流化床内颗粒流体两相流的CFD模拟

采用先进的CFD模拟技术分析流化床内两相复杂体系的非线性流体动力学特征已得到普遍认同，但是由于不同研究者对颗粒与颗粒以及颗粒与流体之间相互作用力认识的差异，导致欧拉-欧拉框架下动量守恒方程的不同表达形式。本文在总结文献中有关颗粒黏性力、固相压力和两相间作用力的基础上，从双流体理论出发，提出了一个考虑拟平衡态下固体颗粒对流体相和固相动量守恒方程均有影响的简捷流体动力学模型。该模型的主要特点是表征颗粒离散属性的特征长度视为颗粒直径的同一数量级。随后在CFX4.4商业化软件平台上通过增加用户自定义子程序，对网格尺度、时间步长和最大颗粒堆积率的无关性进行检验，介绍了作者近年来采用该模型模拟二维/三维流化床内液固体系的散式流态化、气固Geldart A类物料的散式/聚式流态化和床层塌落特性以及Geldart B/D类物料的鼓泡/射流流态化和床层塌落的研究进展。

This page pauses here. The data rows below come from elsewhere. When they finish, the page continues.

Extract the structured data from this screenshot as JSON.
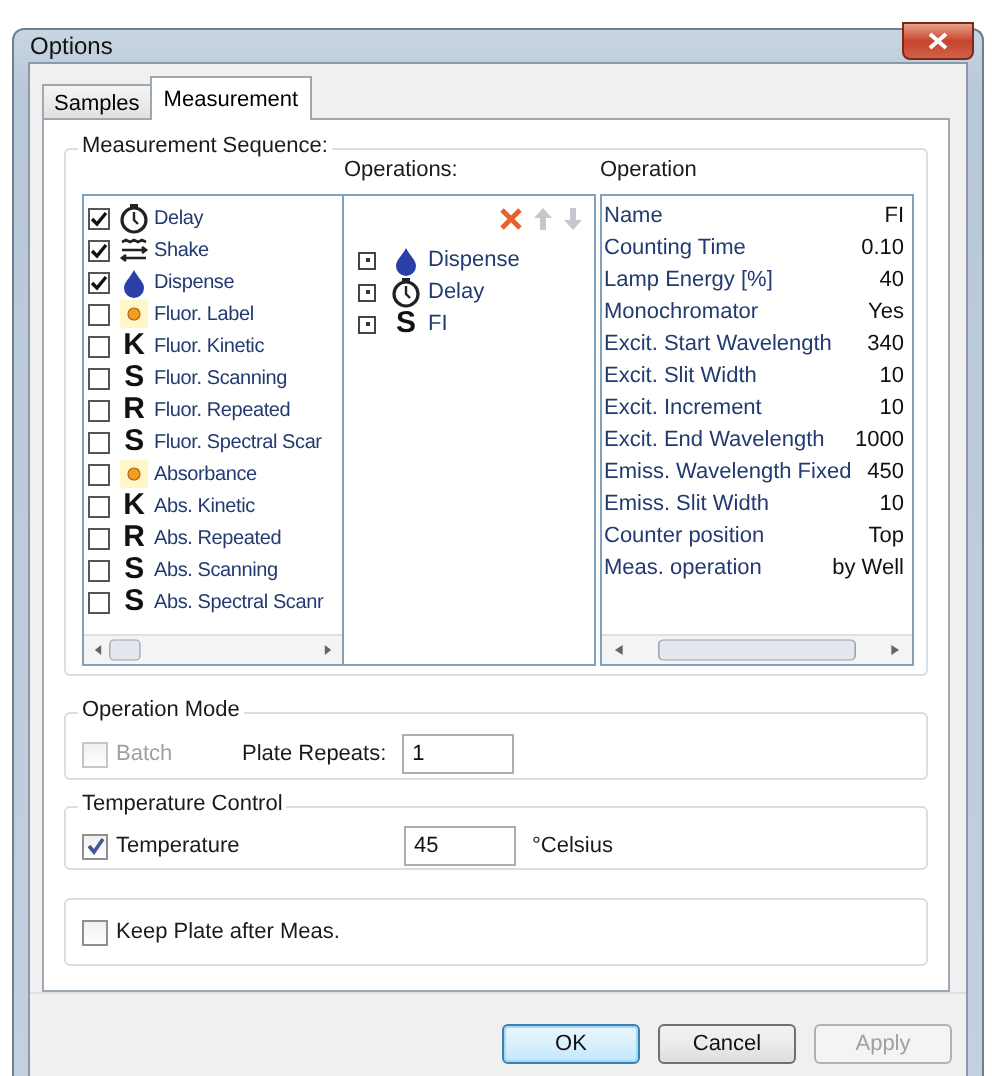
{
  "window": {
    "title": "Options"
  },
  "tabs": [
    {
      "label": "Samples",
      "selected": false
    },
    {
      "label": "Measurement",
      "selected": true
    }
  ],
  "measurement_sequence": {
    "title": "Measurement Sequence:",
    "items": [
      {
        "label": "Delay",
        "kind": "timer",
        "checked": true
      },
      {
        "label": "Shake",
        "kind": "shake",
        "checked": true
      },
      {
        "label": "Dispense",
        "kind": "drop",
        "checked": true
      },
      {
        "label": "Fluor. Label",
        "kind": "lamp",
        "checked": false
      },
      {
        "label": "Fluor. Kinetic",
        "kind": "letter",
        "glyph": "K",
        "checked": false
      },
      {
        "label": "Fluor. Scanning",
        "kind": "letter",
        "glyph": "S",
        "checked": false
      },
      {
        "label": "Fluor. Repeated",
        "kind": "letter",
        "glyph": "R",
        "checked": false
      },
      {
        "label": "Fluor. Spectral Scar",
        "kind": "letter",
        "glyph": "S",
        "checked": false
      },
      {
        "label": "Absorbance",
        "kind": "lamp",
        "checked": false
      },
      {
        "label": "Abs. Kinetic",
        "kind": "letter",
        "glyph": "K",
        "checked": false
      },
      {
        "label": "Abs. Repeated",
        "kind": "letter",
        "glyph": "R",
        "checked": false
      },
      {
        "label": "Abs. Scanning",
        "kind": "letter",
        "glyph": "S",
        "checked": false
      },
      {
        "label": "Abs. Spectral Scanr",
        "kind": "letter",
        "glyph": "S",
        "checked": false
      }
    ]
  },
  "operations": {
    "title": "Operations:",
    "items": [
      {
        "label": "Dispense",
        "kind": "drop"
      },
      {
        "label": "Delay",
        "kind": "timer"
      },
      {
        "label": "FI",
        "kind": "letter",
        "glyph": "S"
      }
    ]
  },
  "operation": {
    "title": "Operation",
    "rows": [
      {
        "name": "Name",
        "value": "FI"
      },
      {
        "name": "Counting Time",
        "value": "0.10"
      },
      {
        "name": "Lamp Energy [%]",
        "value": "40"
      },
      {
        "name": "Monochromator",
        "value": "Yes"
      },
      {
        "name": "Excit. Start Wavelength",
        "value": "340"
      },
      {
        "name": "Excit. Slit Width",
        "value": "10"
      },
      {
        "name": "Excit. Increment",
        "value": "10"
      },
      {
        "name": "Excit. End Wavelength",
        "value": "1000"
      },
      {
        "name": "Emiss. Wavelength Fixed",
        "value": "450"
      },
      {
        "name": "Emiss. Slit Width",
        "value": "10"
      },
      {
        "name": "Counter position",
        "value": "Top"
      },
      {
        "name": "Meas. operation",
        "value": "by Well"
      }
    ]
  },
  "operation_mode": {
    "title": "Operation Mode",
    "batch": {
      "label": "Batch",
      "checked": false,
      "disabled": true
    },
    "plate_repeats": {
      "label": "Plate Repeats:",
      "value": "1"
    }
  },
  "temperature_control": {
    "title": "Temperature Control",
    "temperature": {
      "label": "Temperature",
      "checked": true
    },
    "value": "45",
    "unit": "°Celsius"
  },
  "keep_plate": {
    "label": "Keep Plate after Meas.",
    "checked": false
  },
  "buttons": [
    {
      "label": "OK",
      "kind": "default",
      "disabled": false
    },
    {
      "label": "Cancel",
      "kind": "normal",
      "disabled": false
    },
    {
      "label": "Apply",
      "kind": "normal",
      "disabled": true
    }
  ]
}
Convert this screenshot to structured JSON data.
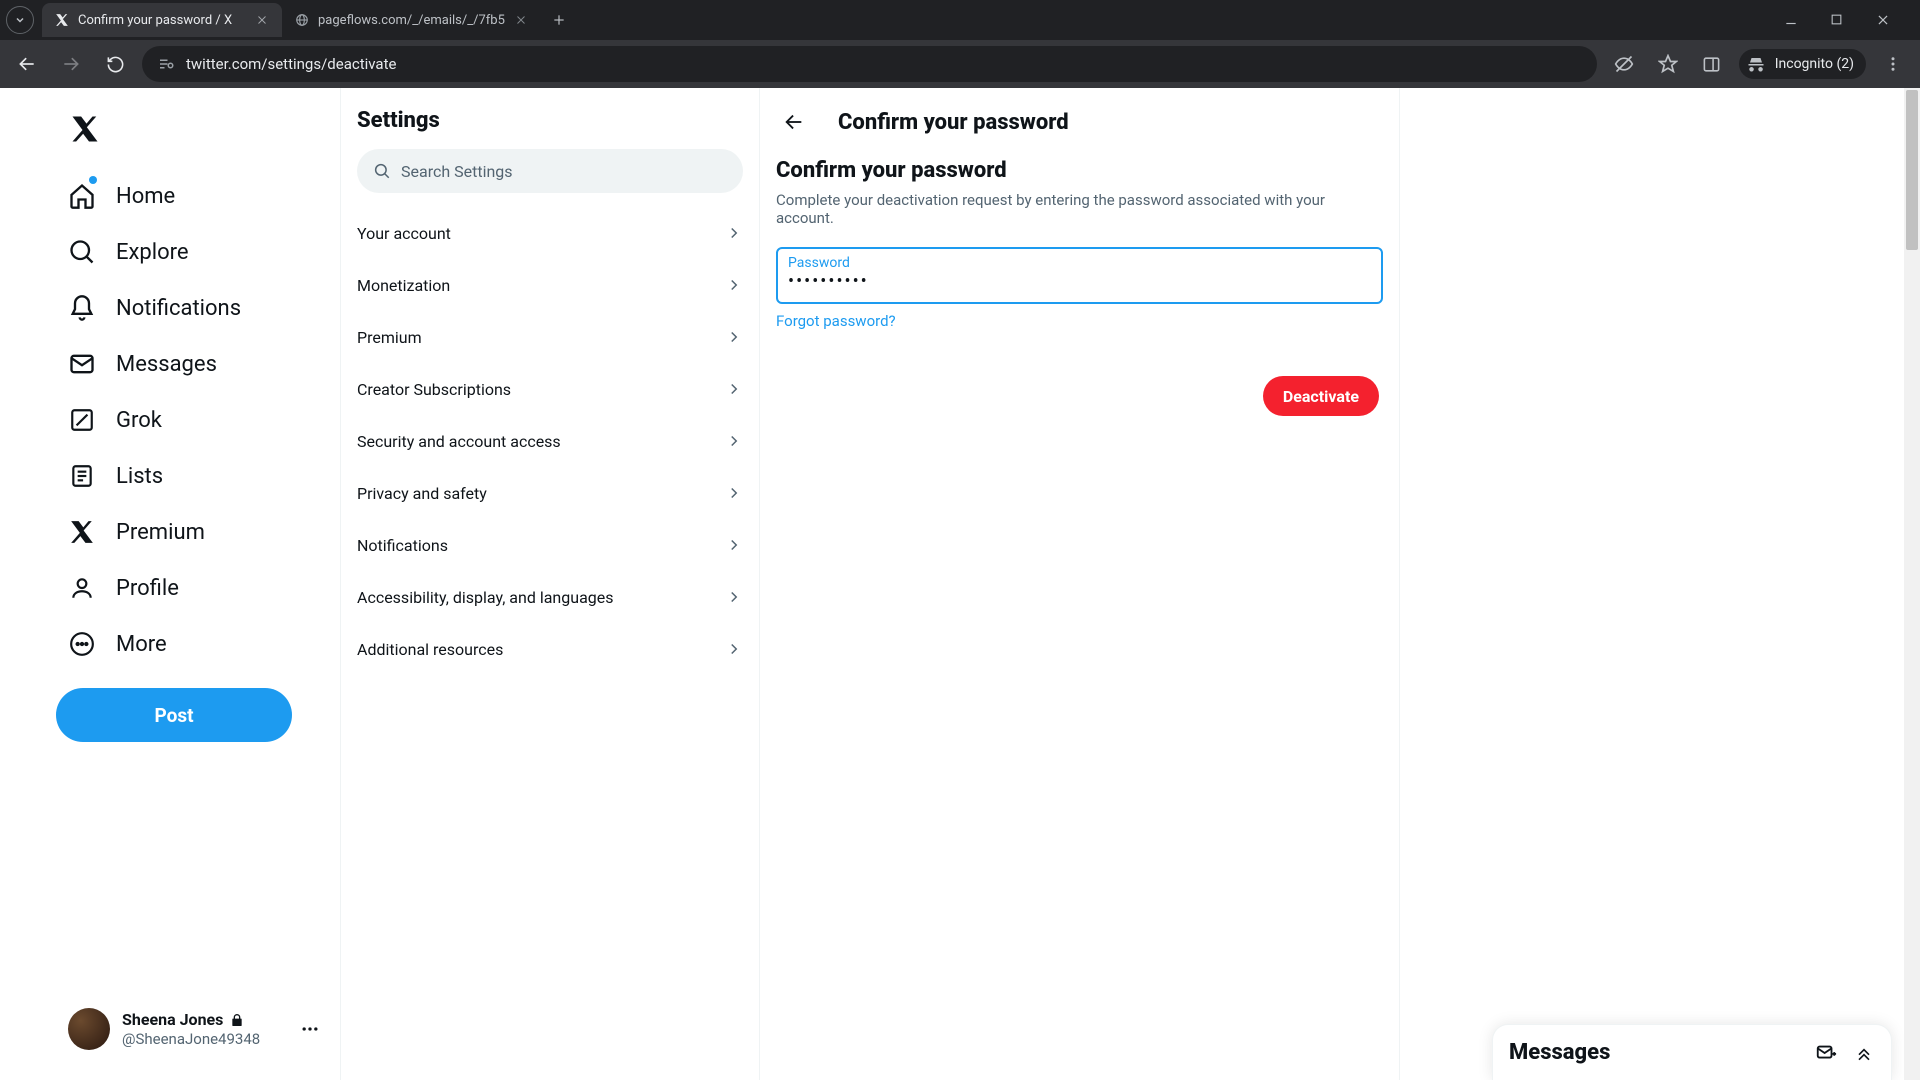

模拟的主要结果与经典理论、本研究实验和文献报道数据相一致，说明该模型可以用来预测流化床内密相颗粒流体体系的动力学特性。

CFD simulation of particle-fluid two-phase flow in fluidized beds

Advanced CFD simulation has been regarded as one of important tools for dealing with the complicated non-linear fluid dynamics in the fluidized beds. Different momentum balances of particles and fluid phases in Eulerian-Eulerian models have been proposed due to different opinions on fluid-particle and particle-particle interactions. Particle viscous force, solid pressure force and inter-phase drag force are discussed in this paper. Then, authors provided a simple hydrodynamic model based on the two-fluid theory, which considered the effect of discrete particles on both the fluid- and solid-phase momentum equations under a quasi-equilibrium state. One of its main features is that the characteristic length in the model is of the order of the particle diameter. Numerical simulations were conducted in the platform of a commercial software package, CFX 4.4, by adding user-defined Fortran subroutines. After the independence of grid size, time step and the maximum solid volume fraction were explored, case studies including homogeneous fluidization of liquid-solid system, homogenous/aggregative fluidization of Geldart A particle and bubbling/collapsing/jetting fluidization of Geldart B/D particle for gas-solid system were conducted in 2D/3D fluidized beds. The majority of results were compared with classic theories, experimental data and simulations in the literature and good agreements were obtained, which indicates that this model can be used to predict the fluid dynamics of the dense particle-fluid two-phase flow in the fluidized beds.